Changing file composition

A single source file is of little uses in programs of any useful complexity. In order to handle this, Code::Blocks has several very simple methods of adding additional files to the project.

Adding a blank file

In this example, we will be splitting the function

  1.     cout << "Hello world!" << endl;

into a separate file. To add the new file to the project, bring up the file template wizard through either File->New->File... or Main Toolbar->New file (button)->File...

NewFile.png

Hello.cpp.png

Select C/C++ source and click Go. Continue through the following dialogs very much like the original project creation, selecting C++ when prompted for a language. On the final page, you will be presented with several options.

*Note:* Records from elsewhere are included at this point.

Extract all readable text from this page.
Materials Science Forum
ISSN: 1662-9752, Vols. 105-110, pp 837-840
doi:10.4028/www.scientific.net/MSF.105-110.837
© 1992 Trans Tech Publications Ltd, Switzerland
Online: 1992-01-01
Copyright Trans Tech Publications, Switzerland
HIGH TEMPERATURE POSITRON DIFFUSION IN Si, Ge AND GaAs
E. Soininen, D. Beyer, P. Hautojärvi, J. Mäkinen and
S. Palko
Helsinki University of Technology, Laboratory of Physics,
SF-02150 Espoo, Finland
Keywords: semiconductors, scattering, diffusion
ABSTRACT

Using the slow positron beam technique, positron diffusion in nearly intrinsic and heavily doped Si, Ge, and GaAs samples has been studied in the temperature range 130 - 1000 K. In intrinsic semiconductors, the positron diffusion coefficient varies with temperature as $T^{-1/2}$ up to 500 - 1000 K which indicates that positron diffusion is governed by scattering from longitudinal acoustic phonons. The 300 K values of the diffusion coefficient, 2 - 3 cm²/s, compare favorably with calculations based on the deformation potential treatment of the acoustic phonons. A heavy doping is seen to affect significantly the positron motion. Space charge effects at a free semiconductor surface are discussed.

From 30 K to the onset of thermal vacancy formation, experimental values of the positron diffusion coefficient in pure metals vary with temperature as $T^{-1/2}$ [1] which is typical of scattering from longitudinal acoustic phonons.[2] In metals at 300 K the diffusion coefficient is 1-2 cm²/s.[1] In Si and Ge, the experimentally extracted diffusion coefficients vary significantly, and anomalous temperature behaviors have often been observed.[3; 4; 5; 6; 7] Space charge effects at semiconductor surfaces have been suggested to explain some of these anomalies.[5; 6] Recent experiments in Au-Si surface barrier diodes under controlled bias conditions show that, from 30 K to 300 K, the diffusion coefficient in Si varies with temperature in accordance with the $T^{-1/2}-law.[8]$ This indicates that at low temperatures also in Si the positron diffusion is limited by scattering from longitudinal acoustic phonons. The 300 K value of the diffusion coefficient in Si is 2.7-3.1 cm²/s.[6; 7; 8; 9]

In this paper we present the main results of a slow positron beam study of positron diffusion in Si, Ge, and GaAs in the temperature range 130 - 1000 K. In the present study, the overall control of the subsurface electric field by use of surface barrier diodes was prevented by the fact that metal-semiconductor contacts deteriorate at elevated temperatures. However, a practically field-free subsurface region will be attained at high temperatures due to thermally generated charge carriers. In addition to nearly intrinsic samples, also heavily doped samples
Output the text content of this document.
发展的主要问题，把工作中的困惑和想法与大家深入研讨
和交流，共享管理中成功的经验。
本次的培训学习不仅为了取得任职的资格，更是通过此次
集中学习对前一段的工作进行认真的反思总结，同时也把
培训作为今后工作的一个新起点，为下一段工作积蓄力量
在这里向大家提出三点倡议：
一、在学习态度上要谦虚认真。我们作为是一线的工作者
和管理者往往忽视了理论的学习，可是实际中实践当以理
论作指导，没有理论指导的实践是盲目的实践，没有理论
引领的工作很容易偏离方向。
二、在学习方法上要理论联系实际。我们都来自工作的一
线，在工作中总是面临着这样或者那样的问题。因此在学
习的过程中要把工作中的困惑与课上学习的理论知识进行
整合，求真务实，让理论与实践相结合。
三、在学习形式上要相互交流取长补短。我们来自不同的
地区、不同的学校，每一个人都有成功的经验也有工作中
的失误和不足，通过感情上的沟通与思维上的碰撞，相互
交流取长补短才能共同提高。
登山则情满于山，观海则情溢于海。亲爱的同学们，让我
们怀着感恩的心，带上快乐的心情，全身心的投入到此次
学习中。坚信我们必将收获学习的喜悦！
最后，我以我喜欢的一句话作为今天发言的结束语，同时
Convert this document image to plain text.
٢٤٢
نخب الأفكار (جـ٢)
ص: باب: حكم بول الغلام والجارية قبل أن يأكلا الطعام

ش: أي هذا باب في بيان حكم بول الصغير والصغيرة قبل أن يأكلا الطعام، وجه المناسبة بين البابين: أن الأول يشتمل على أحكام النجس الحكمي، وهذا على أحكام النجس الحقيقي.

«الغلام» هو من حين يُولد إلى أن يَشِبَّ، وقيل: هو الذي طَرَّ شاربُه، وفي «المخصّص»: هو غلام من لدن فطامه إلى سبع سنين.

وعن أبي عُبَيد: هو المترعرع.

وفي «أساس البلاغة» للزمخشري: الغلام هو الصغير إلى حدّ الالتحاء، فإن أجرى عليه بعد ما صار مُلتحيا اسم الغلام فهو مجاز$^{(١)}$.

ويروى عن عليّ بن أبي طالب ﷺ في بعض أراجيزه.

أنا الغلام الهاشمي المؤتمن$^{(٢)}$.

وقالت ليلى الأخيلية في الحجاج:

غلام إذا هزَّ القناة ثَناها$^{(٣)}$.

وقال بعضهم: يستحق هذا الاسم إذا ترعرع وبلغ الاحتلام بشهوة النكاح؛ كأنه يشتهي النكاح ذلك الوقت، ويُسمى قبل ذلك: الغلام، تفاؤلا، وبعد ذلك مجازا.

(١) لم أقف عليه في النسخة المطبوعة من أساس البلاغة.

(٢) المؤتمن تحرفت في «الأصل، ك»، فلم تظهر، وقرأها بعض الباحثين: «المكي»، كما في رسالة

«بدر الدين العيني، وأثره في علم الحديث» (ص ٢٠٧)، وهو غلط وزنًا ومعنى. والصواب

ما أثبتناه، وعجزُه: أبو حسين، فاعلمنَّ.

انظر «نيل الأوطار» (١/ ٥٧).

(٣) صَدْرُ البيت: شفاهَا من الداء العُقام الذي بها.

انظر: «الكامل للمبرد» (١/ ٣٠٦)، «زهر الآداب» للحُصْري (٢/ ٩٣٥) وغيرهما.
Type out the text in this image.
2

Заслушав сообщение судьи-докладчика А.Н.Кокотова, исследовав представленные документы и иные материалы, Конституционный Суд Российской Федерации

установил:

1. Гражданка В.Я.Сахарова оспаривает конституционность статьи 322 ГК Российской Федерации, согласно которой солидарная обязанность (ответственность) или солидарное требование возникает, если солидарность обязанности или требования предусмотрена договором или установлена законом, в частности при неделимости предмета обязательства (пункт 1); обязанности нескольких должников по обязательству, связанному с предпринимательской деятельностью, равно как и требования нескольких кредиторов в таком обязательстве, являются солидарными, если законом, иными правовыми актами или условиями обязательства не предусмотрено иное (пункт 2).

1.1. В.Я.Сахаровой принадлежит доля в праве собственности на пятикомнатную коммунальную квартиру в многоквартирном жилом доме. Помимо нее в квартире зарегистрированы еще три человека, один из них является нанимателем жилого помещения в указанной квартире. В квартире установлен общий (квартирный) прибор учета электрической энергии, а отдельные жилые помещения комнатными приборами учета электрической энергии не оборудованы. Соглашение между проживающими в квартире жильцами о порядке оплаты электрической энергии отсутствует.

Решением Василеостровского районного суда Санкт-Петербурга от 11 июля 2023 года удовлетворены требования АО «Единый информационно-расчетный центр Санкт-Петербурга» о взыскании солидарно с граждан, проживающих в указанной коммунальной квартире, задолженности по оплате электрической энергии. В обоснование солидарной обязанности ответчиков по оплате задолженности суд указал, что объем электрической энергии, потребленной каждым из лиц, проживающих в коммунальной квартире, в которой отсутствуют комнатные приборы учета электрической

The first box will determine the new filename and location (as noted, the full path is required). You may optionally use the ... button to bring up a file browser window to save the file's location. Checking Add file to active project will store the filename in the Sources folder of the Projects tab of the Management panel. Checking any of the build targets will alert Code::Blocks that the file should be compiled and linked into the selected target(s). This can be useful if, for example, the file contains debug specific code, as it will allow the inclusion (or exclusion) from the a the appropriate build target. In this example, however, the hello function is of key importance, and is required in each target, so select all the boxes.